What respondent is assured by the Fourth Amendment is not that no government search of his house will occur unless he consents; but that no such search will occur that is "unreasonable." As with the many other factual determinations that must regularly be made by government agents in the Fourth Amendment context, the "reasonableness" of a police determination of consent to enter must be judged not by whether the police were correct in their assessment, but by the objective standard of whether the facts available at the moment would warrant a person of reasonable caution in the belief that the consenting party had authority over the premises. If not, then warrantless entry without further inquiry is unlawful unless authority actually exists. But if so, the search is valid.

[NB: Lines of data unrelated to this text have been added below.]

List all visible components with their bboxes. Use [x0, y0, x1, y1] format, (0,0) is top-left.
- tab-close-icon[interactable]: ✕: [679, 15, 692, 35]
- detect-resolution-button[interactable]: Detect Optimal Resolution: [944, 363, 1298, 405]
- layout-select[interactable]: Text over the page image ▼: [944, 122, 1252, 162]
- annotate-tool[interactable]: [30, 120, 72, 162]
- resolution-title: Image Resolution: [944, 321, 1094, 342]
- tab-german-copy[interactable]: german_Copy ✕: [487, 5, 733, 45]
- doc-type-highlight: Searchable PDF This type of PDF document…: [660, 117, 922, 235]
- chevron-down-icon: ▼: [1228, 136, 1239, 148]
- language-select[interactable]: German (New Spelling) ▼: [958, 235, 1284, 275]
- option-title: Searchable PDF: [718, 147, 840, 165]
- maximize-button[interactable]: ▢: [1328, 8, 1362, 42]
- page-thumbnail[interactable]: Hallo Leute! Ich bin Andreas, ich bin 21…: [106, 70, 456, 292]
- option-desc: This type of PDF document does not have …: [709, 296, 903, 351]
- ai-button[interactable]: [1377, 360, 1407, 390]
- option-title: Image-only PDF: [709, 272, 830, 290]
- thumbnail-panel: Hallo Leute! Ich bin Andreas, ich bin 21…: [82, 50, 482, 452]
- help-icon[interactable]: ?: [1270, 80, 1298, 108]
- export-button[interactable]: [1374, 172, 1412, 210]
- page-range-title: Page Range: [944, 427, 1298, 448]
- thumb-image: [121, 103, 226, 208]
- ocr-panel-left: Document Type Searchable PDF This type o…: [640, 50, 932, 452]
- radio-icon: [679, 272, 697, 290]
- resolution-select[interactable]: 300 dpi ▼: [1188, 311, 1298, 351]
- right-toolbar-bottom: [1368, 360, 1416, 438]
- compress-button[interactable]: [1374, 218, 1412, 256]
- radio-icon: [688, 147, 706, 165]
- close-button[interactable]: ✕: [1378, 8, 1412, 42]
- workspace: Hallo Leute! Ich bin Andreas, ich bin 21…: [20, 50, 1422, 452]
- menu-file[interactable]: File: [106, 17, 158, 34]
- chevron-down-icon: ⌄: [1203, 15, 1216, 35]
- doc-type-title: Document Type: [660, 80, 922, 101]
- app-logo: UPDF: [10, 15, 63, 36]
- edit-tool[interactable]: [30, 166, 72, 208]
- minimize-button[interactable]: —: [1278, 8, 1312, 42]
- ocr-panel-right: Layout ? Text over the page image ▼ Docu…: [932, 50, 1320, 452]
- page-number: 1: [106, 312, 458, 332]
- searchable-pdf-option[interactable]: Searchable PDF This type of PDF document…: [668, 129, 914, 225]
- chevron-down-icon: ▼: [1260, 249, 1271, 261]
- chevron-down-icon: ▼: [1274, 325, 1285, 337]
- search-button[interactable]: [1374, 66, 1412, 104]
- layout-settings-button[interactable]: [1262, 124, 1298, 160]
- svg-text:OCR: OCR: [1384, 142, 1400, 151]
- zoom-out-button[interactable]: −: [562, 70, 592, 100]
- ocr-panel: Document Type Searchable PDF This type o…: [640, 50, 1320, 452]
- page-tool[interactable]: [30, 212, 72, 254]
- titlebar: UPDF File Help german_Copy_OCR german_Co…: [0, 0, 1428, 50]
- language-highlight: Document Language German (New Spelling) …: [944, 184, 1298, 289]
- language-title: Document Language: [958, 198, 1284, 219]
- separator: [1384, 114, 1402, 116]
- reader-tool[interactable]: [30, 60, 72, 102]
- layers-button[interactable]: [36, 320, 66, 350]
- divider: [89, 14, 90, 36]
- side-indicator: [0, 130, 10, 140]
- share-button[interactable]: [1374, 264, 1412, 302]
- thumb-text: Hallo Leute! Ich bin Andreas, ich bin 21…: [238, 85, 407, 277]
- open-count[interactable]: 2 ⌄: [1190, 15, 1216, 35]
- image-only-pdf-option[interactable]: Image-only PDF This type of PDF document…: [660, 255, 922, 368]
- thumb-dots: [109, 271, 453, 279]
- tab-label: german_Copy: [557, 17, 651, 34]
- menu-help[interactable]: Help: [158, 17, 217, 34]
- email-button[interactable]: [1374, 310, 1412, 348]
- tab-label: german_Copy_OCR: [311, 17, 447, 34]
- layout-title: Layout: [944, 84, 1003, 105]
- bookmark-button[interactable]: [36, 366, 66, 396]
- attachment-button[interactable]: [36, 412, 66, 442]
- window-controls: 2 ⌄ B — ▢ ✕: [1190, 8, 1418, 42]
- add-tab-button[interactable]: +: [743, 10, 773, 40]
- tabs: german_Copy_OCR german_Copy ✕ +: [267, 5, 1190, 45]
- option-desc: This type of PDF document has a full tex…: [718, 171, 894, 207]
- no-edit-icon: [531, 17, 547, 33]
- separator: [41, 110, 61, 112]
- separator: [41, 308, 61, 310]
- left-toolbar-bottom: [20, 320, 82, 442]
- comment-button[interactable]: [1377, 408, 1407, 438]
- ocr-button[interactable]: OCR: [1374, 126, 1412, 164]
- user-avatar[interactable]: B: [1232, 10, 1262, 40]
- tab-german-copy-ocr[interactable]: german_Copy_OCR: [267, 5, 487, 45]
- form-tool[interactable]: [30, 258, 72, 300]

On remand, the appellate court must determine whether the police reasonably believed that Fischer had authority to consent to the entry into respondent's apartment.

[...]

The fundamental objective that alone validates all unconsented government searches is, of course, the seizure of persons who have committed or are about to commit crimes, or of evidence related to crimes. But "reasonableness," with respect to this necessary element, does not demand that the government be factually correct in its assessment that that is what a search will produce. Warrants need only be supported by "probable cause," which demands no more than a proper "assessment of probabilities in particular factual contexts . . . ." Illinois v. Gates, 462 U.S. 213, 232 (1983). If a magistrate, based upon seemingly reliable but factually inaccurate information, issues a warrant for the search of a house in which the sought-after felon is not present, has never been present, and was never likely to have been present, the owner of that house suffers one of the inconveniences we all expose ourselves to as the cost of living in a safe society; he does not suffer a violation of the Fourth Amendment.

[...]

...[W]hat we hold today does not suggest that law enforcement officers may always accept a person's invitation to enter premises. Even when the invitation is accompanied by an explicit assertion that the person lives there, the surrounding circumstances could conceivably be such that a reasonable person would doubt its truth and not act upon it without further inquiry.

[...]


The Honorable Justice MARSHALL, with whom JUSTICE BRENNAN and JUSTICE STEVENS join, dissenting:

The majority's [opinion]... rests on a misconception of the basis for third-party consent searches. That such searches do not give rise to claims of constitutional violations rests not on the premise that they are "reasonable" under the Fourth Amendment, but on the premise that a person may voluntarily limit his expectation of privacy by allowing others to exercise authority over his possessions. [...] If an individual has not so limited his expectation of privacy, the police may not dispense with the safeguards established by the Fourth Amendment. [...] That a person who allows another joint access to his property thereby limits his expectation of privacy does not justify trampling the rights of a person who has not similarly relinquished any of his privacy expectation.

[...]


Trivia

When a state-court decision is clearly based on state law that is both adequate and independent, we will not review the decision. Michigan v. Long, 463 U.S. 1032, 1041 (1983). But when "a state court decision fairly appears to rest primarily on federal law, or to be interwoven with the federal law," we require that it contain a "'plain statement' that rests upon adequate and independent state grounds," otherwise, "we will accept as the most reasonable explanation that the state court decided the case the way it did because it believed that federal law required it to do so."